In their search for facts men have confused truths with truth. The words of Christ, "Ye shall know the truth, and the truth shall make you free," have been wrenched from their context and used to stir people to the pursuit of knowledge of many kinds with the expectation of being made "free" by knowledge. Certainly this is not what Christ had in mind when He uttered the words.

Such truths as men discover in the earth beneath and in the astronomic heavens above are properly not truths but facts. We call them truths, as I do here, but they are no more than parts of the jigsaw puzzle of the universe, and when correctly fitted together they provide at least a hint of what the vaster picture is like. But I repeat, they are not truth, and more important, they are not the truth. Were every missing piece discovered and laid in place we would still not have the truth, for the truth is not a composite of thoughts and things. The truth should be spelled with a capital T, for it is nothing less than the Son of God, the Second Person of the blessed Godhead.

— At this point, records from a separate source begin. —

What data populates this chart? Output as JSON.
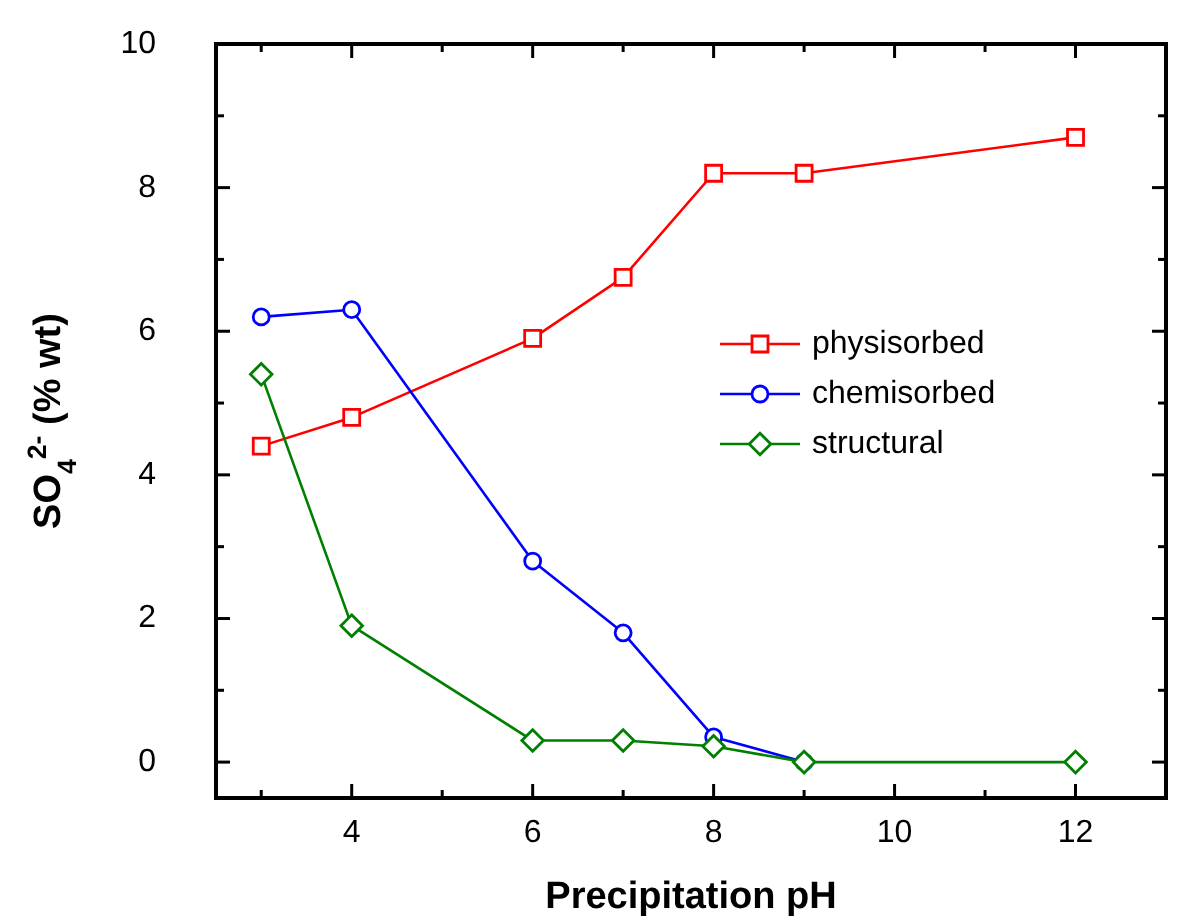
{
  "chart_data": {
    "type": "line",
    "xlabel": "Precipitation pH",
    "ylabel": "SO$_{4}$$^{2-}$ (% wt)",
    "xlim": [
      2.5,
      13
    ],
    "ylim": [
      -0.5,
      10
    ],
    "xticks": [
      {
        "value": 3,
        "label": null
      },
      4,
      {
        "value": 5,
        "label": null
      },
      6,
      {
        "value": 7,
        "label": null
      },
      8,
      {
        "value": 9,
        "label": null
      },
      10,
      {
        "value": 11,
        "label": null
      },
      12
    ],
    "yticks": [
      0,
      {
        "value": 1,
        "label": null
      },
      2,
      {
        "value": 3,
        "label": null
      },
      4,
      {
        "value": 5,
        "label": null
      },
      6,
      {
        "value": 7,
        "label": null
      },
      8,
      {
        "value": 9,
        "label": null
      },
      10
    ],
    "grid": false,
    "legend": "right",
    "line_style": "solid",
    "series": [
      {
        "name": "physisorbed",
        "color": "#ff0000",
        "marker": "square",
        "x": [
          3,
          4,
          6,
          7,
          8,
          9,
          12
        ],
        "values": [
          4.4,
          4.8,
          5.9,
          6.75,
          8.2,
          8.2,
          8.7
        ]
      },
      {
        "name": "chemisorbed",
        "color": "#0000ff",
        "marker": "circle",
        "x": [
          3,
          4,
          6,
          7,
          8,
          9
        ],
        "values": [
          6.2,
          6.3,
          2.8,
          1.8,
          0.35,
          0
        ]
      },
      {
        "name": "structural",
        "color": "#008000",
        "marker": "diamond",
        "x": [
          3,
          4,
          6,
          7,
          8,
          9,
          12
        ],
        "values": [
          5.4,
          1.9,
          0.3,
          0.3,
          0.22,
          0,
          0
        ]
      }
    ]
  }
}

The human mind requires an answer to the question concerning the origin and nature of things. The world as we find it must be accounted for in some way. Philosophers and scientists have sought to account for it, the one by speculation, the other by observation, and in their labors they have come upon many useful and inspiring facts. But they have not found the final Truth. That comes by revelation and illumination.

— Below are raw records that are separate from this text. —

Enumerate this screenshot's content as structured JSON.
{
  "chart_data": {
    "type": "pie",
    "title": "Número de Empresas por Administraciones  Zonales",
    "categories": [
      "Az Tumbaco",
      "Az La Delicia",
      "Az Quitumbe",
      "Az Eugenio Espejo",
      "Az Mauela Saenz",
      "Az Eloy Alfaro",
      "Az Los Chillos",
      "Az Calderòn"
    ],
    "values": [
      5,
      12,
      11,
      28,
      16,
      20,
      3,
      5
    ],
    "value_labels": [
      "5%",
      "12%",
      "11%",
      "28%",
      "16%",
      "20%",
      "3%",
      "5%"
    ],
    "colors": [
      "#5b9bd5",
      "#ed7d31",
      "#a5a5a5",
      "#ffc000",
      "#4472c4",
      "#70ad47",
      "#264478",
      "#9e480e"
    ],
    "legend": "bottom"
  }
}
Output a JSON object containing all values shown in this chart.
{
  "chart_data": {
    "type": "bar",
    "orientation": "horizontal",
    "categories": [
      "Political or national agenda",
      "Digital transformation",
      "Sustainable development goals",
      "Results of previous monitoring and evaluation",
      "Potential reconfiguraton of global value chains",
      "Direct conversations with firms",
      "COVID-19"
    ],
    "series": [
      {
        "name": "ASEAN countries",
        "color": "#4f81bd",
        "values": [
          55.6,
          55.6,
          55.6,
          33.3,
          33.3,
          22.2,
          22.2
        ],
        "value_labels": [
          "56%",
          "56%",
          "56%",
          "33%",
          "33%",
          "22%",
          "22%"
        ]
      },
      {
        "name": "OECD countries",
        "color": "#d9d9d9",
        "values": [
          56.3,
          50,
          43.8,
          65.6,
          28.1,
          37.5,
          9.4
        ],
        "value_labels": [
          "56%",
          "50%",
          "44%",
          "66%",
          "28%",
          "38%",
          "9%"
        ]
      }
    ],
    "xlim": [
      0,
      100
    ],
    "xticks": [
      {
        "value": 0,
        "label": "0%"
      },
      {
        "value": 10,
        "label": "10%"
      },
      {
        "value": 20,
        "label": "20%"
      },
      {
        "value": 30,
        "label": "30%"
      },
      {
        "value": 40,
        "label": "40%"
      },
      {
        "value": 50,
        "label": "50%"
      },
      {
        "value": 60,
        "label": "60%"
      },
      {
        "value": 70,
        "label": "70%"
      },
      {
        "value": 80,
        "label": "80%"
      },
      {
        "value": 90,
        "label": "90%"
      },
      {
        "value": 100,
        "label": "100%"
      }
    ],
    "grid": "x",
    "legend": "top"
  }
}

They who believe the Christian revelation know that the universe is a creation. It is not eternal, since it had a beginning, and it is not the result of a succession of happy coincidences whereby an all but infinite number of matching parts accidentally found each other, fell into place and began to hum. So to believe would require a degree of credulity few persons possess. "I had rather believe all the fables in the Legend, and the Talmud, and the Alcoram," said Bacon, "than that this universal frame is without a mind. And therefore God never wrought miracles to convince atheism, because His ordinary works convince it."

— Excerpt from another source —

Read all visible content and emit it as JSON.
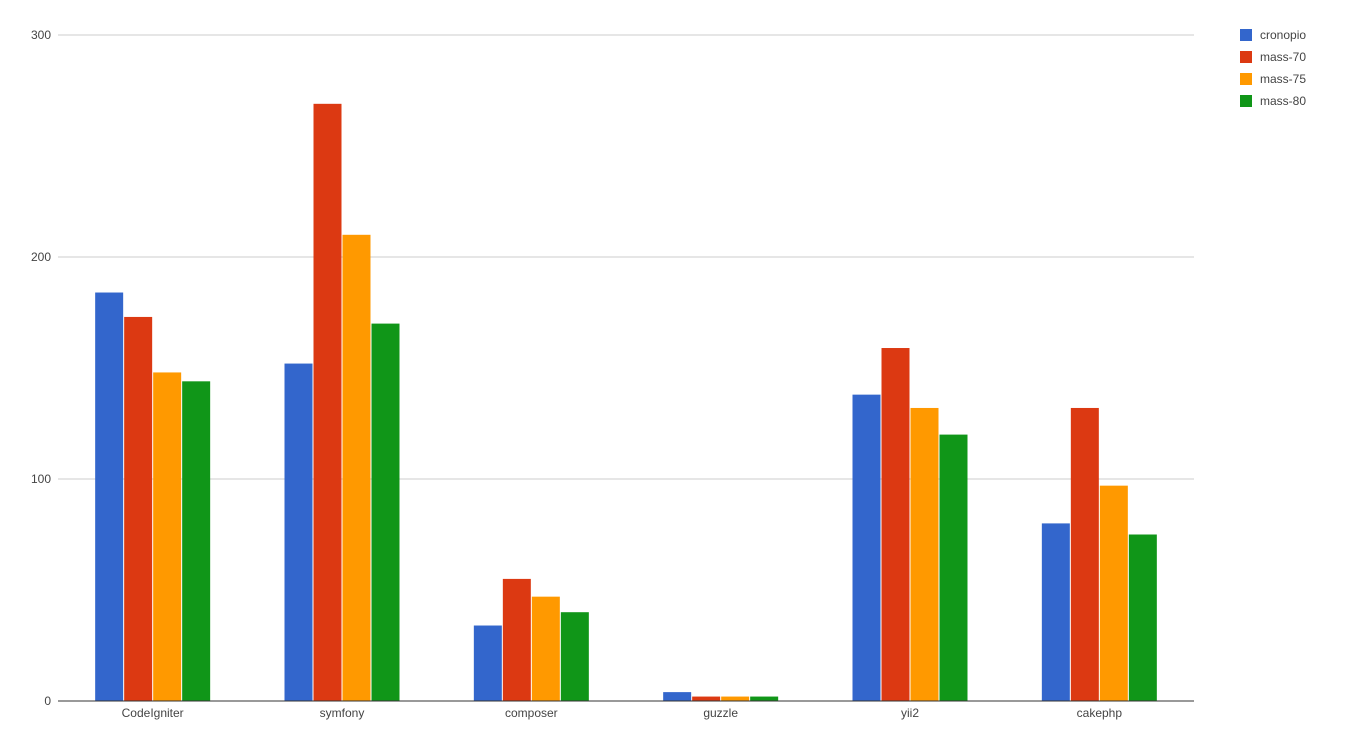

Those who have faith are not thrown back upon speculation for the secret of the universe. Faith is an organ of knowledge. "Through faith we understand that the worlds were framed by the word of God, so that things which are seen were not made of things which do appear." The voice of Eternal Wisdom declares, "In the beginning God created" and "In the beginning was the Word .... All things were made by him; and without him was not any thing made that was made."

All things came out of the Word, which in the New Testament means the thought and will of God in active expression and is identified with our Lord Jesus Christ. It is the Son who is the Truth that makes men free.

Not facts, not scientific knowledge, but eternal Truth delivers men, and that eternal Truth became flesh to dwell among us. "This is life eternal, that they might know thee the only true God, and Jesus Christ, whom thou hast sent."

Not only the origin of things is revealed, but the nature of things as well. Because the origin of all things is spirit, all things are at bottom spiritual also. This is a moral universe; it is governed by moral laws and will be judged by moral laws at last. Man above all creatures possesses moral perception and is answerable to the spiritual laws that pervade and sustain the world. Pure materialism-that is, the doctrine that matter is the primordial constituent of the universe is not natural to the human mind. It requires a chronic violation of our basic instincts to accept it as an explanation of the nature of things. And Paul tells us in the first two chapters of his Epistle to the Romans how men get into a state of mind to accept such falsehood.